What should these be, given opaques work as intended, i.e. they only exist at compile-time and are fully replaced with the underlying type at runtime? I would assume that comprehensive testing is done to verify that they work as intended, but I still don’t see the benefit a generic benchmark would offer.
Just to make my point more tangible… I don’t have a dotty env here, so I just ran a JMH benchmark with AnyVal wrappers vs. shapeless tagged types (as a drop-in for opaques, encumbered with some runtime overhead at creation time), exercising this:
def withStrings[T](f: String => T): List[T] =
(0 until 1000000).foldLeft(List.empty[T])((a, c) => f(c.toString) :: a)
This reports 25.7 ops/s for tagged types vs. 23.5 ops/s for AnyVal wrappers. What have I learned now?
What do you mean by “work as intended”; again, as far as I can tell, they are intended to improve performance in certain scenarios, and that needs to be asserted with experiments (benchmarks), not just theory.
I’m not suggesting generic micro benchmarks, but rather benchmarks of entire scenarios where AnyVals were identified as the cause of reduced performance.
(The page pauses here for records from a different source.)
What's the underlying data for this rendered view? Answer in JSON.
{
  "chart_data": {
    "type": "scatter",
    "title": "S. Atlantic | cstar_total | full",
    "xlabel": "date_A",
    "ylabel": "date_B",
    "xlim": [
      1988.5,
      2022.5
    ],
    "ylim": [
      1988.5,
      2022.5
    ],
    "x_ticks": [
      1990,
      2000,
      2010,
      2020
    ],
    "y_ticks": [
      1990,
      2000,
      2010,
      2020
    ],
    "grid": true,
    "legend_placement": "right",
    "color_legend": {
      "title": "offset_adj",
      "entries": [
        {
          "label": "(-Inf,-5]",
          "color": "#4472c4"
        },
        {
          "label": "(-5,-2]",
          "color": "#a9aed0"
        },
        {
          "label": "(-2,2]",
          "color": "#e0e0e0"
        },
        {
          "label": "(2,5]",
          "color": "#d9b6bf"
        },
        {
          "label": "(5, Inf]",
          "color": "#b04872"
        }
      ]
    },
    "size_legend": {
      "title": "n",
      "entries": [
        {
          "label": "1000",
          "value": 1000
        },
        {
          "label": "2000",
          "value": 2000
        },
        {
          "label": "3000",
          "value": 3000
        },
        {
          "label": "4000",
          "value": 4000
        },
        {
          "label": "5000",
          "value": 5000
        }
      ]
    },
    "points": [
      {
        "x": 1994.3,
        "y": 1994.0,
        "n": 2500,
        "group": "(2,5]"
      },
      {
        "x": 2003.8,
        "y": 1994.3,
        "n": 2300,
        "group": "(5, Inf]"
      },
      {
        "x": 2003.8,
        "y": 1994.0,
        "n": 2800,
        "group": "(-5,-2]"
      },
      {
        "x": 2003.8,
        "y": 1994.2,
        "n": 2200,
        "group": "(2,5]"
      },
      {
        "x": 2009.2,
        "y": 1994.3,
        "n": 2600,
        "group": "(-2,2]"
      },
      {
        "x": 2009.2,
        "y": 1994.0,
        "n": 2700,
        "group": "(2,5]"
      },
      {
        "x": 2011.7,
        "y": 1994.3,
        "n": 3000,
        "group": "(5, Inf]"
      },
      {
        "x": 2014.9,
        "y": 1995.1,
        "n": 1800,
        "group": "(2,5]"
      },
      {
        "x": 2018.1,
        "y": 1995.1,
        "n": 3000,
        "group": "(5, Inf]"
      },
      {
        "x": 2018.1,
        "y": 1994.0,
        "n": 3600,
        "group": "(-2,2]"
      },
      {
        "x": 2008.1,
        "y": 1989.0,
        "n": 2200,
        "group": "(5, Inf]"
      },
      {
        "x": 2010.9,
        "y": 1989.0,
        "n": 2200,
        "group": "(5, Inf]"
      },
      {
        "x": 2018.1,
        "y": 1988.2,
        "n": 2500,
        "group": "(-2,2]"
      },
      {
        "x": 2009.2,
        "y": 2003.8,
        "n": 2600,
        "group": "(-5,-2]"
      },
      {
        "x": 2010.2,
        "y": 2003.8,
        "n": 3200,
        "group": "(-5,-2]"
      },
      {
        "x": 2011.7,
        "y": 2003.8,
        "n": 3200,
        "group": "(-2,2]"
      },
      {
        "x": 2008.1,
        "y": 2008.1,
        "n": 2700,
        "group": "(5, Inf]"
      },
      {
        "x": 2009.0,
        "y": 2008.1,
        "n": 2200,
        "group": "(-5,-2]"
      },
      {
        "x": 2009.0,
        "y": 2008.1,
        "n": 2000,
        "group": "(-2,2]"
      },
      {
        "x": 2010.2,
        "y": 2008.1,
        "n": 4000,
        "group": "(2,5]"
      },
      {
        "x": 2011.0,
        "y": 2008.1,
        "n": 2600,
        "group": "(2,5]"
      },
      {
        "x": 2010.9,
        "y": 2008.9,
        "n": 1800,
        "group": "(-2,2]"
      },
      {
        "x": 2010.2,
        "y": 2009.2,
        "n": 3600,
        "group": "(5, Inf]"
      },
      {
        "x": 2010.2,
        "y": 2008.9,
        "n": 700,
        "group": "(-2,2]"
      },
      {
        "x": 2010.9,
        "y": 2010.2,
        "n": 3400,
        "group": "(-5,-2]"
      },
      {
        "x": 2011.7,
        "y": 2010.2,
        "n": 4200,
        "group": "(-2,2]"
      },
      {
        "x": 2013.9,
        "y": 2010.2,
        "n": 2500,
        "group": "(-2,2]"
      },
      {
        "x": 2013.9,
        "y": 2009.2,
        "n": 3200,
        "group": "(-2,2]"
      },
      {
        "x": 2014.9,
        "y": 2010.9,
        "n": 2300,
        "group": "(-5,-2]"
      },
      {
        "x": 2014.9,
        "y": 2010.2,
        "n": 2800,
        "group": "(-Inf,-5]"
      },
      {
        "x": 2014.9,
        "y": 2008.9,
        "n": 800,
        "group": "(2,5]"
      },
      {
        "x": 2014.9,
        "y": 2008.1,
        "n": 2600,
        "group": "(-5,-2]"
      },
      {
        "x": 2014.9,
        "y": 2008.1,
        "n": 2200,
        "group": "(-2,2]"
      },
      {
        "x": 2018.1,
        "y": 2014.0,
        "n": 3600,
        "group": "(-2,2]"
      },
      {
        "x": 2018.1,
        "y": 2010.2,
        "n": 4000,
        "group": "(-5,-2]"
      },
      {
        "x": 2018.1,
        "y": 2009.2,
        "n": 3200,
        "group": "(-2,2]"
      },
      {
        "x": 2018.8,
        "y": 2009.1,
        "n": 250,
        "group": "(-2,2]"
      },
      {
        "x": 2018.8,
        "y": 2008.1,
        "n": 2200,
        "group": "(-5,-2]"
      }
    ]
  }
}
Again, I’ve not faced with these scenarios so I’m not sure which are those, but I would imagine them to be scenarios of a full real world application.
I’m not criticizing dotty. I pointed out this whole anecdote in reference to the original talk, where on one hand the author said to not rely on recommended techniques without benchmarks, but on the other hand he seem to be enthusiastic about opaques despite not proven to achieve their goal with benchmarks.
" i.e. they only exist at compile-time and are fully replaced with the underlying type at runtime"
But this (elements of a generic container) is exactly such a scenario. Of course you can come up with broader, more “real world” scenarios - in these cases I’d expect a smaller payoff than in more focused cases, because boxing/unboxing will make for a smaller part of the overall runtime. And in “degenerate” scenarios there may be no payoff at all, since no boxing for AnyVal is ever triggered. How do I judge what a “meaningful” benchmarking scenario from this range should be?
The bottom line is that I’d always expect the payoff to be >= 0 - otherwise, opaques would have failed their purpose, indeed. However, if they “work as intended”, this should follow logically, because they just remove boxing/unboxing, but don’t add any overhead compared to vanilla wrappers. Basically you seem to be asking for a benchmark that proves that boxing/unboxing comes with a cost (which I think is obvious) and quantifies this cost (which I think is not possible in a generic, meaningful way).
I fully agree that if you are trying to tackle some bottleneck in your code by replacing wrappers with opaques, you should by all means benchmark your solution, I just don’t see the benefit of a generic benchmark.
(That all being said, I wouldn’t exclusively focus on performance characteristics, anyway - to me it seems that opaques would also make for nicer code compared to AnyVal case class wrappers, assuming the right use cases, of course.)
I didn’t think you were. But you were suggesting to mark this feature as experimental - that’s what dotty is.
Okay, but those of use who write high-performance code routinely are painfully aware of it, and how hard it is to avoid unexpected boxing that carries along a local penalty of 3x (or 20x!).
Opaque types, by design, cannot box, so those problems go away. If opaques are done the way this SIP indicates, there is no mechanism by which it could deliver unexpected boxing.
So we could, for fun, come up with a benchmark that shows that it’s a disaster. (Changing something like x = x + 2 to x = (x + 2).tap(cuml += _) would probably do it, with the standard library tap, where x is some basic numeric type.)
But it’s pointless. We know what the problem is with AnyVal, and that it’s often really bad in performance critical code. So why waste the effort making benchmarks?
If you want to convince yourself that it’s a problem, you’re of course welcome to create your own benchmarks.